Engineering for the Future16 Mar, 2006 By: Jeffrey Rowe
FIRST Robotics Competition challenges high school students in technology and life
In this newsletter in the past, I’ve voiced my concern about the state of high school education with regard to math, science and technology in general. Many high school students view careers in engineering as "intimidating" or "uninteresting." Further, many of these same students see engineering as too solitary an activity because they want human-level interactions. Last Saturday, I attended an event that confronts these problems head-on: the FIRST Robotics Competition.
The competition, this year celebrating its 15th anniversary, is the brainchild of its founder, Dean Kamen of Segway Human Transporter fame. I attended the 2006 FIRST Robotics Great Lakes Regional Competition, which brought in 63 teams from Michigan; Ohio; Missouri; Texas; and Ontario, Canada. This was one of 33 regional events taking place around the world over the next few weeks, in which more than 1,100 teams (more than 28,000 high school students) compete and qualify for the championship to be held at the Georgia Dome in Atlanta, Georgia, in late April. The competitions aim to combine the practical application of science, technology and engineering principles with the fun, intense energy and excitement of an extreme sport.
The 2006 Game
Each year, the competition presents a new game, or task, to the participants. That game is developed by a committee, and based on what I witnessed at this competition, I’d say the process is quite involved.
This year’s game is called “Aim High,” played by two three-team alliances on a 54’ x 26’ field with robots that cannot exceed 60H” x 60W” x 60L” or weigh more than 120lb (less battery and removable bumpers). The object of this game is to use the robots to get a foam ball into a goal. It’s not as simple as it sounds, of course, with positioning and posturing the robots on offense and defense, creating a pretty involved game that got quite intense at times when robots gathered ramming speed and knocked over the opposition.
Student-built robots jockey for position at the 2006 FIRST Robotics Great Lakes Regional Competition. (Photo courtesy of David R.M. Stakor)
Each match totals 130 seconds and consists of one 10-second period where the robots, using vision sensors, act autonomously, followed by three periods of 40 seconds each, where the robots are run wirelessly by a human controller with a joystick.
Teams can score points two ways.
- Robots and human players can throw or push the ball through one of two corner goals, each goal worth one point.
- Robots can throw the ball through the center goal (the vertical hole), each goal worth three points.

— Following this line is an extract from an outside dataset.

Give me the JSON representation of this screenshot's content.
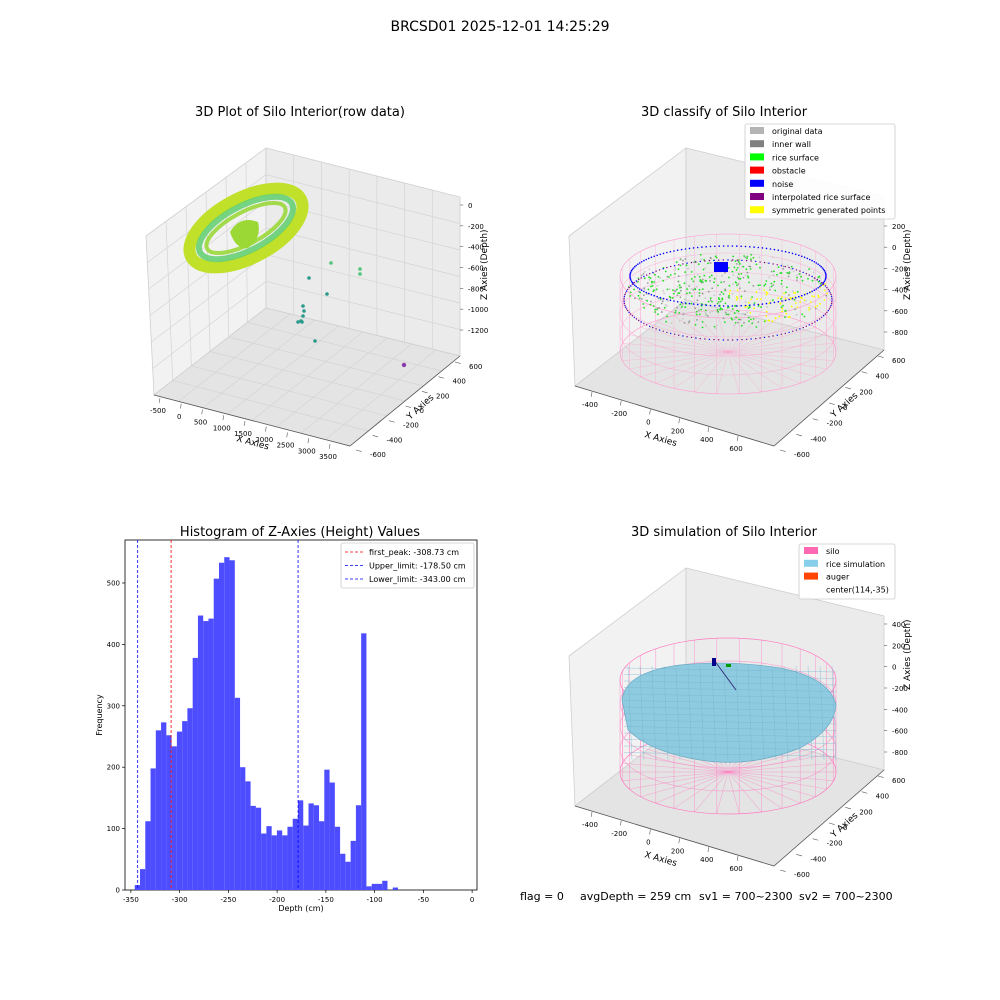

At the end of the robots-only 10-second period, the alliance with the highest score earns 10 bonus points and goes on defense for the next 40-second period. When on defense, an alliance cannot score.
The alliances switch offensive and defensive roles for the third period. Then, in the final period, both alliances can score. As the end of the game nears, the robots rush to their home end zone and climb a ramp to a platform under their center goal, and additional points are awarded for the robots that made it to the platform before the final buzzer sounds.
As you can imagine, it all makes for some pretty exciting times.
A Level Playing Field
This year’s challenge was presented at kickoff meetings around the world in January, to ensure a perfectly level playing field for all.
Each team had six weeks to create its robot from a standard kit. Parts included motors, chassis, sensors, transmissions, vision cameras, bearings and other materials. Each team also received a multichannel radio-control system and a 12V battery. Strict rules governed use of additional items. Autodesk is a major sponsor of FIRST, so each team also received several copies of Inventor for designing in 3D.
The resulting robots came in all shapes and forms; amazingly, no two were even close to being the same design.
Robots were built with the same goal -- to win the 2006 FIRST Robotics Competition -- but the design similarities ended there. (Photo courtesy of David R.M. Stakor)
The mentors and sponsors who assist the students in building the robots do a great job and are to be applauded for their efforts. Most are practicing engineers or other technologists, and they instill a sense accomplishment in the students through direction and positive reinforcement.
The FIRST Robotics Competition is always seeking volunteers, on whom it depends for success, including companies providing financial sponsorship as well as individuals who serve as team mentors or event volunteers. Companies and engineers should seriously consider getting involved -- a move that is rewarding in itself but also can change the lives of student participants, not to mention support the future of the field of engineering. And it’s great fun.
I’m not going to say who actually won the Great Lakes Regional Competition, because winning is not the only object of the competition. A slew of awards honor not only winning, but also team spirit, sportsmanship, creativity, quality, innovation in control and engineering inspiration. A number of university scholarships are awarded as well.
I got to visit the “pit,” where the teams gathered to prepare their robots for upcoming rounds of competition. I was very impressed with the maturity and professionalism of all the students.
At the end of the day, I felt my time was well spent, and I felt inspired to get involved. I also came away with a better feeling about the future of engineering after seeing for myself the gracious professionalism, concern, support, responsibility, community and enthusiasm of all the participating students. For many, this event will act as a launching point into their futures.